Richard Serra “Titled Arc” / US government
(In 1981, the US Arts-in-Architecture program (part of the US General Services Administration) commissioned artist Richard Serra to create a work of public art for the Federal Plaza in NYC.
The work proved controversial from the outset: some balked at its cost ($175,000 for a solid block of steel); others objected to the graffiti and rats it seemed to attract; others simply found it an eyesore. Most significantly, a number of people working in surrounding buildings complained that the work was an inconvenience, as they were forced to walk around the massive sculpture as they crossed the plaza. (Which, according to Serra, was precisely the point: “The viewer becomes aware of himself and of his movement through the plaza. As he moves, the sculpture changes. Contraction and expansion of the sculpture result from the viewer’s movement. Step by step the perception not only of the sculpture but of the entire environment changes.”)
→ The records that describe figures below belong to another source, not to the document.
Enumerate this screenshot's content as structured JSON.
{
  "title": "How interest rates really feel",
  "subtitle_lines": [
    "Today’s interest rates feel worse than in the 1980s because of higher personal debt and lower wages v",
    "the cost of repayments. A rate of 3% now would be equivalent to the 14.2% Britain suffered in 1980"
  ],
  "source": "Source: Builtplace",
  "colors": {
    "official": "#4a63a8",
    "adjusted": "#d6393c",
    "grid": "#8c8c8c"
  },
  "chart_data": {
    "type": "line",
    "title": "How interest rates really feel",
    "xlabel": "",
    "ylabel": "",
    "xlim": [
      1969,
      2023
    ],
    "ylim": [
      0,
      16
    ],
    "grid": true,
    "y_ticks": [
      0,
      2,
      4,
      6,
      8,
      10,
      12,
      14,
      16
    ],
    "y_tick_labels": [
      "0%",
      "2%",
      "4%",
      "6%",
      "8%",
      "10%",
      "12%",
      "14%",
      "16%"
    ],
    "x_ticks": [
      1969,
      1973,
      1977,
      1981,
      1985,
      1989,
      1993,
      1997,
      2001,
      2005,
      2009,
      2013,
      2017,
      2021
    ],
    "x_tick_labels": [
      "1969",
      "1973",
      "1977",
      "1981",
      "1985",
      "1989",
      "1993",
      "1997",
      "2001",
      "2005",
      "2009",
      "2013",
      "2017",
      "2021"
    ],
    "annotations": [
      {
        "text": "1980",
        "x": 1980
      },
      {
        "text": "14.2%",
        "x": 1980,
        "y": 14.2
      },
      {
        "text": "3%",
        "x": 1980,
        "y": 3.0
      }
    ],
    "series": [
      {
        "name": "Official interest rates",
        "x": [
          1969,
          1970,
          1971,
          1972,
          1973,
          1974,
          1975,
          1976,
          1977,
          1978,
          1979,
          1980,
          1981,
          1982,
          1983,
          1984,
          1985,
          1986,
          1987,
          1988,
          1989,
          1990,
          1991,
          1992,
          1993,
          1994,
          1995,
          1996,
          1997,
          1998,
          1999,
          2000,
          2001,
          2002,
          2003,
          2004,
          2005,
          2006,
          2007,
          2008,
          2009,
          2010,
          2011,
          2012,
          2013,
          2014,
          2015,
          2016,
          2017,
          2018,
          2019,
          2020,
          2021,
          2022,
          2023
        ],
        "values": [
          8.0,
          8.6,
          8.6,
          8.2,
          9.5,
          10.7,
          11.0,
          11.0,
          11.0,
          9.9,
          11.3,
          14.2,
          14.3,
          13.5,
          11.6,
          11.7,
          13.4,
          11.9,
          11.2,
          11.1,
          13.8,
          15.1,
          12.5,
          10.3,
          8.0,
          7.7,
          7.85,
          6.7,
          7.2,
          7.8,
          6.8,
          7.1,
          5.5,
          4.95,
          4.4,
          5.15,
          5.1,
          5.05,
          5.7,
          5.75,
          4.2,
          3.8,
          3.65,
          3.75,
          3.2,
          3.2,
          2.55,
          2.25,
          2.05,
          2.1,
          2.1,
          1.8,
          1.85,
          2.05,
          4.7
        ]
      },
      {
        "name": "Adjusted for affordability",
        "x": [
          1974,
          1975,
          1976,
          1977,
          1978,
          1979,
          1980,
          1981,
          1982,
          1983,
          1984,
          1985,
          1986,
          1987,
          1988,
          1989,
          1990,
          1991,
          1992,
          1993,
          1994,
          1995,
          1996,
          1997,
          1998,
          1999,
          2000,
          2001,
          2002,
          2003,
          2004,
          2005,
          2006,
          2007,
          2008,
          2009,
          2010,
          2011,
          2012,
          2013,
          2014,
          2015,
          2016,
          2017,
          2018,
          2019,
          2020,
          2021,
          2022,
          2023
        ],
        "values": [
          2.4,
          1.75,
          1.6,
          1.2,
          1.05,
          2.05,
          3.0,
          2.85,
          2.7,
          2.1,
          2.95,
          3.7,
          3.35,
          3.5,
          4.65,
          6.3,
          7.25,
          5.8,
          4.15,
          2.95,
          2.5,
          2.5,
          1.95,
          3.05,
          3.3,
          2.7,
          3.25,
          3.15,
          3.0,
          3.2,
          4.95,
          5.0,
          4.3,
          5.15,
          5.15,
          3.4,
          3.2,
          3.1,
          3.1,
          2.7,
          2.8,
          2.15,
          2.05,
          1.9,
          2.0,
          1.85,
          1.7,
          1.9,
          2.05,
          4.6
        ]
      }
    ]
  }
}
As a result of this controversy, Judge Edward Re began a campaign to have the the sculpture removed. In 1985, there was a public hearing to determine whether Tilted Arc should be relocated. Serra, for his part, argued that work was site specific, that to remove it would be to destroy it, and if it was relocated, he would remove his name from the piece. At the end of the hearing, a jury ruled 4-1 to remove the piece. Serra appealed, and the ruling was debated over the course of the next five years or so.
In the end, the jury’s ruling was upheld. Exercising proprietary rights, authorities of the General Services Administration ordered the destruction of the public sculpture that their own agency had commissioned ten years earlier. Government workers dismantled the work on March 15, 1989.)